Given the worship of money above all else in this society, if allowed, people will also invest in whore houses, crack houses, etc. The willingness to invest is not sufficient reason to permit something.

If entirely used and extractable at the rate of consumption (not technically feasible and detrimental to the ultimate yield of the reservoirs if we try) currently available US oil reserves (~22 billion barrels) theoretically could provide the nation's needs (provided the demand doesn't increase - yeah, right) for another 14 or 15 years. The ANWR oil reserves (median extractable oil estimate of ~ 10 billion barrels), again if entirely used and extracted at the rate of consumption, will add perhaps another 6 or 7 years (I keep seeing that six months number and I can't come to the same conclusion when I run the numbers). Remember that we can't get the oil out that fast - prudent stewardship of the reservoir would require more like 25 to 30 years. This means if we were cut off from foreign oil we'd have to instantly use 75% less oil and any and all efforts wouldn't increase available oil enough to offset the decline of domestic fields.

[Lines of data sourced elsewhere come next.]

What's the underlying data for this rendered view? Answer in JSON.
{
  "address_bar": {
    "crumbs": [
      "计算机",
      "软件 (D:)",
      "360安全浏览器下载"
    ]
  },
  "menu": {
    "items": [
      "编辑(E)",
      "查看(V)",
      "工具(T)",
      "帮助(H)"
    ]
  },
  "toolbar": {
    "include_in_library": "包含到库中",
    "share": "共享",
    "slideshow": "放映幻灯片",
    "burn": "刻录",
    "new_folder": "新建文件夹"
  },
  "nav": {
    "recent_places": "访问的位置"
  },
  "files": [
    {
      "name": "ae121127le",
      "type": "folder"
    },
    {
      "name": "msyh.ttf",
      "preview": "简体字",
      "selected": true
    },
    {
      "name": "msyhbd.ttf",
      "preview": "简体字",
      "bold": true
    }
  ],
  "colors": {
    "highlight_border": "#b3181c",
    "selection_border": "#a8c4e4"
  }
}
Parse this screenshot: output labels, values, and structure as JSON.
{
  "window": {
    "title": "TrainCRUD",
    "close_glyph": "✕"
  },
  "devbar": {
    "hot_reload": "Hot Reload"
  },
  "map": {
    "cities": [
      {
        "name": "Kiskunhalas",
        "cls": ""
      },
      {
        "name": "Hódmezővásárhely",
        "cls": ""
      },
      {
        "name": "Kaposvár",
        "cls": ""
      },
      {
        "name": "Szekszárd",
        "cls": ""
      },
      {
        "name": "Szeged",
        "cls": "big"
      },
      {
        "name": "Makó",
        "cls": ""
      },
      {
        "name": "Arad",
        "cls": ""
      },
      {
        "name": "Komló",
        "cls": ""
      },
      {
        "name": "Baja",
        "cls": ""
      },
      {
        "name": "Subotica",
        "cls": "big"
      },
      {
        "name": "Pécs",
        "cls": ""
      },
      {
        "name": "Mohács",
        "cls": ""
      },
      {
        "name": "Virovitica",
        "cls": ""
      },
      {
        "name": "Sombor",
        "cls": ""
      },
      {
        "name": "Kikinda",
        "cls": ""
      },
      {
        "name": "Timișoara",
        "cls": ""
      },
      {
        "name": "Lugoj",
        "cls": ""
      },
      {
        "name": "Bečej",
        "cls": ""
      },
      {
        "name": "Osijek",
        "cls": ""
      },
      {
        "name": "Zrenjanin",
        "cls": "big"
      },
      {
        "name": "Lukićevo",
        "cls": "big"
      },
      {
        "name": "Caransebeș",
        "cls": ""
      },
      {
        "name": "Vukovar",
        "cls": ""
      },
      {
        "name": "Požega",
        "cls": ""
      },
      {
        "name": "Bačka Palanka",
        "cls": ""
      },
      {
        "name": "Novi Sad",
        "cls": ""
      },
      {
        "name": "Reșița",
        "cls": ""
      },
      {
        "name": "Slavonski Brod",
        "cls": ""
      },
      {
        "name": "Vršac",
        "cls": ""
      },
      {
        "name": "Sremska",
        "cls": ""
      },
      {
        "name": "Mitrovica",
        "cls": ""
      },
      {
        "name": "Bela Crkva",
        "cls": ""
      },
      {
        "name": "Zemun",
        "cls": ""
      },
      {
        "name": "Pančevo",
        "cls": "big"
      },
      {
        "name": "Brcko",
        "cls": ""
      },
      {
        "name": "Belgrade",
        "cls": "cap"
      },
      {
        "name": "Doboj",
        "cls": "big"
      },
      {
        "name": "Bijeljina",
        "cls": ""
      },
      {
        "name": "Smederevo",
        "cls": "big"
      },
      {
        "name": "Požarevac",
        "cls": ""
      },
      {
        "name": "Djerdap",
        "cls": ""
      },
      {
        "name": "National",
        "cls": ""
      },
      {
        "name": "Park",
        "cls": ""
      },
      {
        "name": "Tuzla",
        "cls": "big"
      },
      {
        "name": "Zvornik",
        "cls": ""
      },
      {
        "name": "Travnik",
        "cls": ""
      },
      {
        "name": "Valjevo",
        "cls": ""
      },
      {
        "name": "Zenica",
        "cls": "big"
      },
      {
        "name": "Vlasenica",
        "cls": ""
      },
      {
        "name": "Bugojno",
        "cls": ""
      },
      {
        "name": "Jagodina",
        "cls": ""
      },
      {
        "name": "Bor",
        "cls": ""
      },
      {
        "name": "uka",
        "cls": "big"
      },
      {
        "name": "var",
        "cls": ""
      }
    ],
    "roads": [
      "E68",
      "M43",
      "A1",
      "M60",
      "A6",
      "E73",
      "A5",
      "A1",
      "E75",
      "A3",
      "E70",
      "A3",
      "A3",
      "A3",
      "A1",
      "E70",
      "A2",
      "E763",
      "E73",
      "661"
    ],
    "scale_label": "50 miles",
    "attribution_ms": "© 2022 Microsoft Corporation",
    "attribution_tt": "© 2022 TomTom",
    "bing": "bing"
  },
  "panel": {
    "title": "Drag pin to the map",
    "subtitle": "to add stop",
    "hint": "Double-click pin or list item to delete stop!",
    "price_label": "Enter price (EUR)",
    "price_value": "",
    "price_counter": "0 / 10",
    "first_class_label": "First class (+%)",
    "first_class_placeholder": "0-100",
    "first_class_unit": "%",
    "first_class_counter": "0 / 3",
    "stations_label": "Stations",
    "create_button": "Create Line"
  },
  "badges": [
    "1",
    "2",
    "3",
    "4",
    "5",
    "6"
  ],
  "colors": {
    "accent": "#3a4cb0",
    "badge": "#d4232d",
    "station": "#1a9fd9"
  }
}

Conclusion: all domestic reserves (every last bit) and production rates will not offset in any meaningful manner the ongoing decline of US oil fields. To maintain our present behavior we will have to import increasing amounts of oil.

Some numbers (compiled July 2007) to put oil consumption and production into perspective:
US daily oil consumption: ~ 21 million barrels per day
US domestic production: ~ 5 million barrels per day
Daily production of Texas: ~ 1 million barrels per day
Daily production of Pennsylvania: ~ 11 thousand barrels per day

For the non-oil patch types, a barrrel of oil is defined to be 42 US gallons.

There is a disaster coming and if we had any long range wisdom in this country we'd gradually raise the price of petroleum derived fuels to 4 or 5 times current levels. This would help ramp us into the needed changes with less pain and suffering. The one hour plus commutes in the ton and half vehicles carrying one person will end - we can do it the easy way or hard way but they will end. Given the proclivities and ignorance demonstrated by the electorate in recent decades I have no faith an easy transformation will occur; I expect instead the disaster.